Sidney gave her an icy look that could have frozen the lake solid. I bought us a few extra seconds with humor. “Your father-in-law thinks the prime rib was overcooked.”

Harper rolled her eyes. “Deflection. That’s a yes. You look happy, Sid.”

“Terrified,” Sidney admitted.

“That’s a kind of happy.” Harper hugged us both, then bolted off to wrangle her younger cousins, leaving the hush behind her.

The ballroom smelled faintly of wax and pine and champagne ghosts. Through the windows, the mountain wore a dusk-blue shadow.

“I should pack up my bins,” Sidney said.

“I’ll help.”

We worked in silence, stacking table numbers, folding velvet runners, taping boxes. Domestic. Ordinary. A relief. When our hands met over the last piece of tape, I held her gaze. “We have a window.”

“For what?”

“Dinner,” I said. “My cabin. No lobby. No clipboards. Just us.”

Her heart showed in the quick lift of her chest. She hesitated a fraction too long, then agreed. “Seven?”

“Seven,” I repeated, the word feeling like a foothold on solid ground.

The path to my cabin glittered with ice, the sky deepening violet overhead. I opened the door before she could knock. Warmth and the scent of stew and wood smoke spilled out.

“You cooked,” she said, surprised.

“That’s a big word for keeping something warm that I ordered from the grille,” I said.

We ate with our knees nearly touching. Talked about Mama Mae’s Christmas call and the update on how all of my foster brothers were doing. When the bowls were empty, I finally said what I’d been carrying with me all day.
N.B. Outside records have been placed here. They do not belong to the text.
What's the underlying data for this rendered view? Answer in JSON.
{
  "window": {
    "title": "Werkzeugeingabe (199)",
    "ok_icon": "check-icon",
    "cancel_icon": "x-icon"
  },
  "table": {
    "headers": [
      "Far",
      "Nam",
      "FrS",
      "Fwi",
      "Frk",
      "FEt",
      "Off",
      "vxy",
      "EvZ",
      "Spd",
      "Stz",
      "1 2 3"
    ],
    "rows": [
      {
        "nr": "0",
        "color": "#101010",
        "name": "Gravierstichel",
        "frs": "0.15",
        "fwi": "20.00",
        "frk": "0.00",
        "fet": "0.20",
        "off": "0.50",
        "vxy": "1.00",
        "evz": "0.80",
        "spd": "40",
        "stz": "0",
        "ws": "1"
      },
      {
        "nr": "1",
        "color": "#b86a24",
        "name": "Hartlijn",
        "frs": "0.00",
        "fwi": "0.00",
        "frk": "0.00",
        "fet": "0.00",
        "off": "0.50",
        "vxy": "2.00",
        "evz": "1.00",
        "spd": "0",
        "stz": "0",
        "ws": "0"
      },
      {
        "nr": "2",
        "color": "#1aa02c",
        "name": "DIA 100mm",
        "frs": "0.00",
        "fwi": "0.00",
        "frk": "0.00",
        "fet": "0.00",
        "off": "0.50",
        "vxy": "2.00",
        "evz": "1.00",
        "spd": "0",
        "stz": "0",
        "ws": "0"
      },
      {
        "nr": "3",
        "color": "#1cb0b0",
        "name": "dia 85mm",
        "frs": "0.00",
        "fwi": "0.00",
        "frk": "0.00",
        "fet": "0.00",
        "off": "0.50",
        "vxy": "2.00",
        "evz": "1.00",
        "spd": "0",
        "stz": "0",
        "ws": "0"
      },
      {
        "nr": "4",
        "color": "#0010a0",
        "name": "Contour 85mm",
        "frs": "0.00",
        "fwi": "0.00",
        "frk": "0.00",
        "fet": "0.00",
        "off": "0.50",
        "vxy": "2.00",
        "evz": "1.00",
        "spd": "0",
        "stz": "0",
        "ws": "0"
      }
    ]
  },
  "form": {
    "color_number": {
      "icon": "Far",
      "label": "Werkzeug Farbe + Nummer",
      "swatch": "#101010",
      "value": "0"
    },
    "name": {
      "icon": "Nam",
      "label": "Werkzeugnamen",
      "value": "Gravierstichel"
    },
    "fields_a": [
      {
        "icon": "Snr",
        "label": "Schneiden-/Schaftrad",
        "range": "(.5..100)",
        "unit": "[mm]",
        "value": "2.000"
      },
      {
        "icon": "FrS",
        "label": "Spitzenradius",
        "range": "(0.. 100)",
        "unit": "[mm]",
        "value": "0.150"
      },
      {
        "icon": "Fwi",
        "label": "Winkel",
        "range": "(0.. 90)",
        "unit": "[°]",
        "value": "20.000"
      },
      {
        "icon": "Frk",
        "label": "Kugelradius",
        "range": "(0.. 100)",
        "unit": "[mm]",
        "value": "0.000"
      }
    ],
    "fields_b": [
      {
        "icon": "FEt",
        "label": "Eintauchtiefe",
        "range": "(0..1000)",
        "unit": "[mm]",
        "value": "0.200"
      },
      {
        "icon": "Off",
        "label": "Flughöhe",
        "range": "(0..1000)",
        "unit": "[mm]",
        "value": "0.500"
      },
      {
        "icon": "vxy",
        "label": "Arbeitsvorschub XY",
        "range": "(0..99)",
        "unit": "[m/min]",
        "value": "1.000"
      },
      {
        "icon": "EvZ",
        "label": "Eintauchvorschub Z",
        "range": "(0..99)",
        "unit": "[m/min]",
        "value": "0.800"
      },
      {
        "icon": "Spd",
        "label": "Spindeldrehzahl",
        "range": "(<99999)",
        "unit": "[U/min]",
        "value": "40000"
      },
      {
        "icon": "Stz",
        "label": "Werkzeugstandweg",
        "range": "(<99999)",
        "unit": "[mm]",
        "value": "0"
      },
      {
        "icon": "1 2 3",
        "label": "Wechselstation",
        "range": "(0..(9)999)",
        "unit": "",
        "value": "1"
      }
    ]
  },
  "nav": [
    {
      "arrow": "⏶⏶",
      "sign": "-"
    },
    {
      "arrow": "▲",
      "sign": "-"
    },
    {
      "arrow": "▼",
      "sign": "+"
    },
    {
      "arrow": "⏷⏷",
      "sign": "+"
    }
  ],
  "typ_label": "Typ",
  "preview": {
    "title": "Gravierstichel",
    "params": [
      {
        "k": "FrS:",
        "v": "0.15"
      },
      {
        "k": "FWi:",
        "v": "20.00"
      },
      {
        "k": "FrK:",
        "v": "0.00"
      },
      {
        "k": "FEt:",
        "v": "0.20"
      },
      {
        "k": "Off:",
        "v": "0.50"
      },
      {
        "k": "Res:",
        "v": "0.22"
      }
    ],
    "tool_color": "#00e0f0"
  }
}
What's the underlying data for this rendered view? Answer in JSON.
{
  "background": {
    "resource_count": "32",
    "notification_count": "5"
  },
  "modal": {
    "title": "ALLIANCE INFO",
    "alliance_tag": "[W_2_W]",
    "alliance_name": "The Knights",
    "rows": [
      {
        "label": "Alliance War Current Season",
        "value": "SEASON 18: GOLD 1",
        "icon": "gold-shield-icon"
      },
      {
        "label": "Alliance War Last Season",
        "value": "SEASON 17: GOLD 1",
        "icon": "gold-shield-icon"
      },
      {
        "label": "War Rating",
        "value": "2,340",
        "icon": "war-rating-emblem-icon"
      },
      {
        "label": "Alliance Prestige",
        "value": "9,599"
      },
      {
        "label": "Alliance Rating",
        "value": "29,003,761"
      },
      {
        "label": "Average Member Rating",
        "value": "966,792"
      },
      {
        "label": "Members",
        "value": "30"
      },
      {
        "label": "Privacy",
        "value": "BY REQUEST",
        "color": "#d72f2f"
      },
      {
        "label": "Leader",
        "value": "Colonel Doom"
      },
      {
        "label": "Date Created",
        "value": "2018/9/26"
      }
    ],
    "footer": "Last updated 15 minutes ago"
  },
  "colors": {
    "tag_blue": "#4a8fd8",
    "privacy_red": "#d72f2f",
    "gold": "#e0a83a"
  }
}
“I love you, Sidney Kincaid.” I hadn’t said those three words to anyone since my parents passed and I’d found myself in a never-ending string of foster homes. When I ended up at Mama Mae’s, I felt it but had never had the balls to say it out loud. Love could make a man weak. Caring about someone else meant putting yourself out there and giving the powers that be the ability to take everything away. But with Sidney, it was worth it. Watching her pour herself into the weekend and take a chance on building the life she wanted had given me the courage to do the same.

She asked about Alaska and what would come next. I gave her the truth, that I’d come back. That I’d stay long enough for us to figure out what after looked like. And longer if she wanted me to.

“I do,” she said, and the ground steadied under us both. “I love you too, Hayes.”

I was about to pull her into my arms and show her exactly how much she meant to me when a knock landed on the door.

Stetson stood there, hat in hand, the tips of his ears pink from the cold. “I’m not good at apologizing.”

“Same,” I answered. “So we’ll keep it short.”

He nodded. “I don’t like it. But I’ll try not to be an ass about it. Don’t make me regret it.”

“I won’t,” I said, and meant it.

“Tomorrow,” he added, backing away. “Breakfast. Like normal people. No sneaking around.”

“We’ll be there,” Sidney promised.

He touched the brim of his hat and left, his boots crunching down the path.